Trade scotches supercycle fears, citing fundamentals for price rise
A fundamental imbalance between supply and demand is driving agricultural prices higher - not a so called investor ‘supercycle’, delegates at the Global Grain Geneva conference have been told by a panel of industry experts.
Pulled from traders, end users and government, the panel virtually and unanimously dismissed the financial phenomenon, which is defined as a sustained period of demand expansion that fuels higher prices, as the root cause of the recent spike in corn, wheat and soybean prices.
Panel chair Jeff McPike, founder of McWheat Trading, posed the question “are we in a supercycle,” and drew only partial agreement from Taras Kachka, the deputy minister of agriculture at the Ukrainian agriculture ministry.
Kachka said the recent rise in prices to multi-year highs represented the “new scale of the market,” but added that these were not sustainable bull markets for corn, soybeans and wheat.
Fellow panellist Ksenia Bolomatova of Russia-based OZK United Grain scotched talk of a supercycle however.
“We don’t see the fundamental conditions for a supercycle,” Bolomatova said, but warned that there were likely to be more price rises ahead, amid a series of supply and demand shocks that are still playing out.
“There were fundamental reasons, the pandemic, soaring demand, a lack of harvest for some countries and the poor quality of the harvest,” Bolomatova said.
The onset of pandemic both hit demand and affected logistics, causing a slowdown that left the trade scrambling to plug gaps in supply as demand subsequently rapidly recovered.
On top of that, fears over the size of Brazil’s corn crop - which was reduced by over 20% between initial production estimates and harvesting figures - combined with huge wheat losses across North America amid drought conditions have drawn out prolonged support for key futures.

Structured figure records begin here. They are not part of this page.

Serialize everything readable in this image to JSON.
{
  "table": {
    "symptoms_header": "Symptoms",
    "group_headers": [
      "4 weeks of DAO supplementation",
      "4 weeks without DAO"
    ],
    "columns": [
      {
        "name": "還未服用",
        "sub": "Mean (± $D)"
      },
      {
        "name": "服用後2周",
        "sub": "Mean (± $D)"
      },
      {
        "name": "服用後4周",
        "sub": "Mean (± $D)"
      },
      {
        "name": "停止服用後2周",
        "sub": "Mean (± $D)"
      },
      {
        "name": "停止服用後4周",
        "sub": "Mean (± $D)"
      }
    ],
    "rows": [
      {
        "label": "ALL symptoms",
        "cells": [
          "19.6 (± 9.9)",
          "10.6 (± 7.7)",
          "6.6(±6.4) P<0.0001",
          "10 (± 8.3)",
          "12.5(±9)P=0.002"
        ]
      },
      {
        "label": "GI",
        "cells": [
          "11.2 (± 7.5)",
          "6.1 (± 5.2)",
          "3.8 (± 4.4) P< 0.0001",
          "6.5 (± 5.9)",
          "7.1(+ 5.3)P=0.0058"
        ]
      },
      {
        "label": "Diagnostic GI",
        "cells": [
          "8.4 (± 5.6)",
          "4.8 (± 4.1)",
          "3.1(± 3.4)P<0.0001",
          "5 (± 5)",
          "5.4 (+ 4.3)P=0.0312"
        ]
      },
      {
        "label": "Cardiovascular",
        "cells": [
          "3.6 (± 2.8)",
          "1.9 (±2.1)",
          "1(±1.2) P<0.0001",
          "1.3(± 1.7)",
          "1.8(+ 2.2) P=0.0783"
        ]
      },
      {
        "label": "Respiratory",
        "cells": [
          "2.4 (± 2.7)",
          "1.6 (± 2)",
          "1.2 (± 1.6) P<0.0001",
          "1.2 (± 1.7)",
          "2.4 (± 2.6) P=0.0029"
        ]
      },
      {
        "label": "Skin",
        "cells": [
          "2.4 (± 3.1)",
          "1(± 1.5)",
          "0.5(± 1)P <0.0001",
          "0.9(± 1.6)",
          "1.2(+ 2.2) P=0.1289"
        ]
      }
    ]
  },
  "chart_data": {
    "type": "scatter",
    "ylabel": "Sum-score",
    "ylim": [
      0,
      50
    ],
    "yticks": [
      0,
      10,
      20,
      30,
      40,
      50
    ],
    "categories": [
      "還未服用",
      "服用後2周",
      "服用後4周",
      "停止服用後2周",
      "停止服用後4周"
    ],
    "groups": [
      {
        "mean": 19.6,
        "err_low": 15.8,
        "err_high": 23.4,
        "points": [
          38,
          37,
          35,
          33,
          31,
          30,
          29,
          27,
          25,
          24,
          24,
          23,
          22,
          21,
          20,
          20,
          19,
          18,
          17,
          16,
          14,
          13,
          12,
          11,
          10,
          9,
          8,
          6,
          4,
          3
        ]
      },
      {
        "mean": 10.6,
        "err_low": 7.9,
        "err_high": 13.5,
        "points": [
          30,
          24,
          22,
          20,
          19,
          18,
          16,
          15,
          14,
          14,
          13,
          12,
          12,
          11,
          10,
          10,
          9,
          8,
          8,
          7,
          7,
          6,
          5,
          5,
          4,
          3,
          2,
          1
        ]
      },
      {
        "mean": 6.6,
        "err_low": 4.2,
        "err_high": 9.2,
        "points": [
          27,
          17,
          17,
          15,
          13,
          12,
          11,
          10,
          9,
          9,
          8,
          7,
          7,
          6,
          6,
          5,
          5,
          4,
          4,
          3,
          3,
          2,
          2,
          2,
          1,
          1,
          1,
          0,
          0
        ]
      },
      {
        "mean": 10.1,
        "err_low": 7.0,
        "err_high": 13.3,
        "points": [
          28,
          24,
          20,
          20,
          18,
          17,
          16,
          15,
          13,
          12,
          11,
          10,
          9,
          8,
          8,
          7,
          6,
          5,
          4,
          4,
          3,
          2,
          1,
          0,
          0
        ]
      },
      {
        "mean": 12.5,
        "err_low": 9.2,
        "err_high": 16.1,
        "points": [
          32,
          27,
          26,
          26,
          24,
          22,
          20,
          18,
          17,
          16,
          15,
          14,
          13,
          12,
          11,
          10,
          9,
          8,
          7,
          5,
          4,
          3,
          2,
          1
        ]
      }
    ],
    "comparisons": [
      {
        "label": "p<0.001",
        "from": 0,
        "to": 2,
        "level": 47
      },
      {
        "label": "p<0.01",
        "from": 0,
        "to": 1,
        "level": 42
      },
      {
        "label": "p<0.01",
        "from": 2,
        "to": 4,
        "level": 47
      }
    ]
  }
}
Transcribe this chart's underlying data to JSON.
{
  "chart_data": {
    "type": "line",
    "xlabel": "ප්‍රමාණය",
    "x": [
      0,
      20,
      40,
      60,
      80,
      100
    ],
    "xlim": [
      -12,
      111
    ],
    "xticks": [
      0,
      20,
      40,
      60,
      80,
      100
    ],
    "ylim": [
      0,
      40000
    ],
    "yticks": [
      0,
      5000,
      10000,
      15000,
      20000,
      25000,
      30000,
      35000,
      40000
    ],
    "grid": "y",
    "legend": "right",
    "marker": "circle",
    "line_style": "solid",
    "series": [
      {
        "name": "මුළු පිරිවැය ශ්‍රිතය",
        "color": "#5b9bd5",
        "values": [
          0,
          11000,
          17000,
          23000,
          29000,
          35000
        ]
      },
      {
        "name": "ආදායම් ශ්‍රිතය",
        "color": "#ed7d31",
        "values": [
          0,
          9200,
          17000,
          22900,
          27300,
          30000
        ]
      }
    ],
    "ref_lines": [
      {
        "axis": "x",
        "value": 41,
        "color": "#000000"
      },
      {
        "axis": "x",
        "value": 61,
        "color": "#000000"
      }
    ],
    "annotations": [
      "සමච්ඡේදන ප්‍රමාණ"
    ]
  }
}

More recently, heavy rains in the Black Sea and Australia have also raised fears over the potential protein quality of the final crop, providing layers of support across the wheat complex.
Yves Pache, Switzerland-based General Manager at Brazilian soybean trade house Amaggi highlighted the nature of some of the rampant demand - particularly from end users like China.
“We see China driving the demand, but sometimes when we see 30 million mt of corn demand, mainly it’s for stock building,” Pache told the conference - providing support in places, but not a long term factor driving investment.
Corn, wheat and soybean prices, as measured by contracts trading on the primary Chicago futures exchange, have all posted multi-year highs in recent months on a potent cocktail of Chinese buying and weather-based fears.
That has come alongside surging oil and gas prices that have tripped off additional fears around the price of inputs, such as fertilisers, and sparked fears that a commodity supercycle could fire prices ever higher.